Pfahlbauten, Stadtansichten, Militaria und Kulturgeschichte
Die Stadtzürcher Neujahrsblätter auf das Jahr 2004
Antiquarische Gesellschaft
Pfahlbauten - Mythos und Realität
rib. Im Januar 1854 traten im Boden des Zürichsees bei Meilen verkohlte Pfähle und Reste durch Menschen angefertigter Geräte aus Knochen zutage. Unverzüglich setzte der Meilemer Lehrer Johannes Aeppli den Altertumsforscher Ferdinand Keller davon in Kenntnis.

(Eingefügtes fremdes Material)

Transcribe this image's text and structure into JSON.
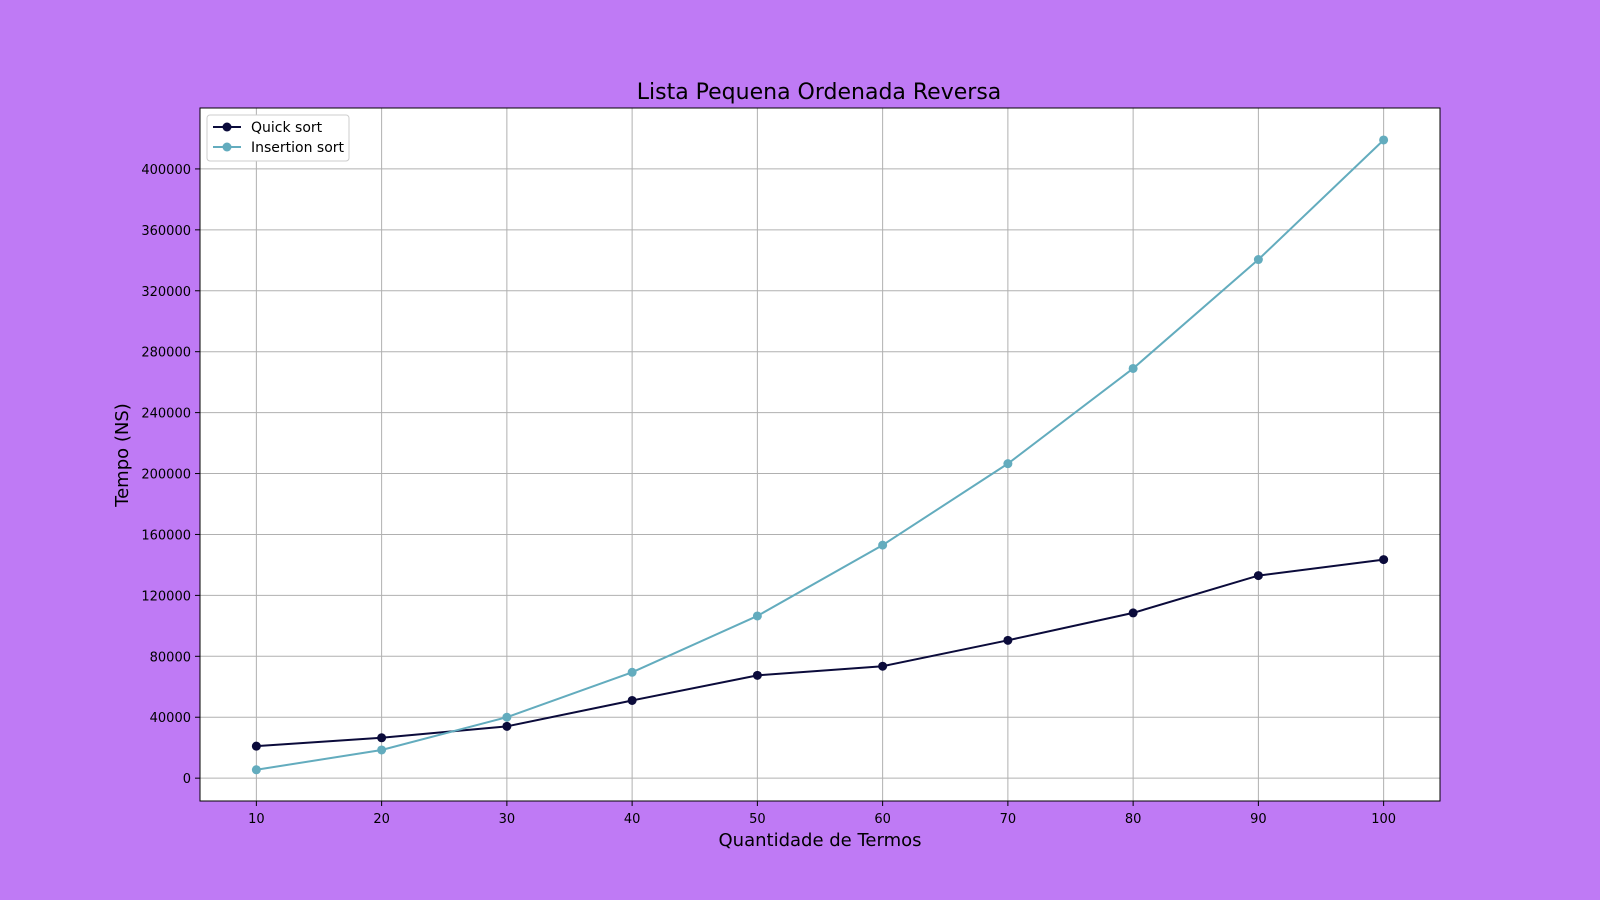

Die «Überbleibsel menschlicher Thätigkeit», mutmasste er in einem Brief an ihn, seien «geeignet, über den frühesten Zustand der Bewohner unserer Gegend unerwartetes Licht zu verbreiten». Obschon bereits in den vorangegangenen Jahren am Bielersee ähnliche Siedlungsreste entdeckt worden waren, machten die Funde von der Meilemer Haab Epoche. In einer Reihe von Berichten dokumentierte Keller sie und deutete sie als Überreste einer auf Pfählen erbauten Niederlassung von prähistorischen Siedlern, für die er den Begriff «Pfahlbauer» prägte. Die Antiquarische Gesellschaft widmet ihr diesjähriges Neujahrsblatt dem 150-Jahr-Jubiläum der Entdeckung der Pfahlbauten - ein Unternehmen, das nicht allein deshalb sinnvoll ist, weil Ferdinand Keller langjähriger Präsident der Antiquarischen Gesellschaft war. Das Thema ist auch deshalb von Interesse, weil die Forschung in den letzten Jahrzehnten wichtige neue Erkenntnisse über die Seeufersiedlungen gewonnen - und die Pfahlbauten ihrer mythischen Aura etwas beraubt - hat. Anderseits ist die Pfahlbauforschung des 19. Jahrhunderts wissenschaftsgeschichtlich von grossem Interesse. In elf Beiträgen von neun Autoren steckt der Band das Feld ab - von der Forschungsgeschichte über die Arbeit der damaligen Altertumsforscher und Antiquare und die Darstellung der Pfahlbauzeit auf Welt- und Landesausstellungen bis zur Rezeption in Schule und Literatur. Den Nachwirkungen der Pfahlbauidee in Le Corbusiers Architektur geht Adolf Max Vogt nach und rundet damit eine Textsammlung ab, die sachkundig und unterhaltend in ein Kapitel der Altertumswissenschaft einführt, das im anstehenden Jubiläumsjahr «150 Jahre Pfahlbauforschung in der Schweiz» von besonderem Interesse sein dürfte.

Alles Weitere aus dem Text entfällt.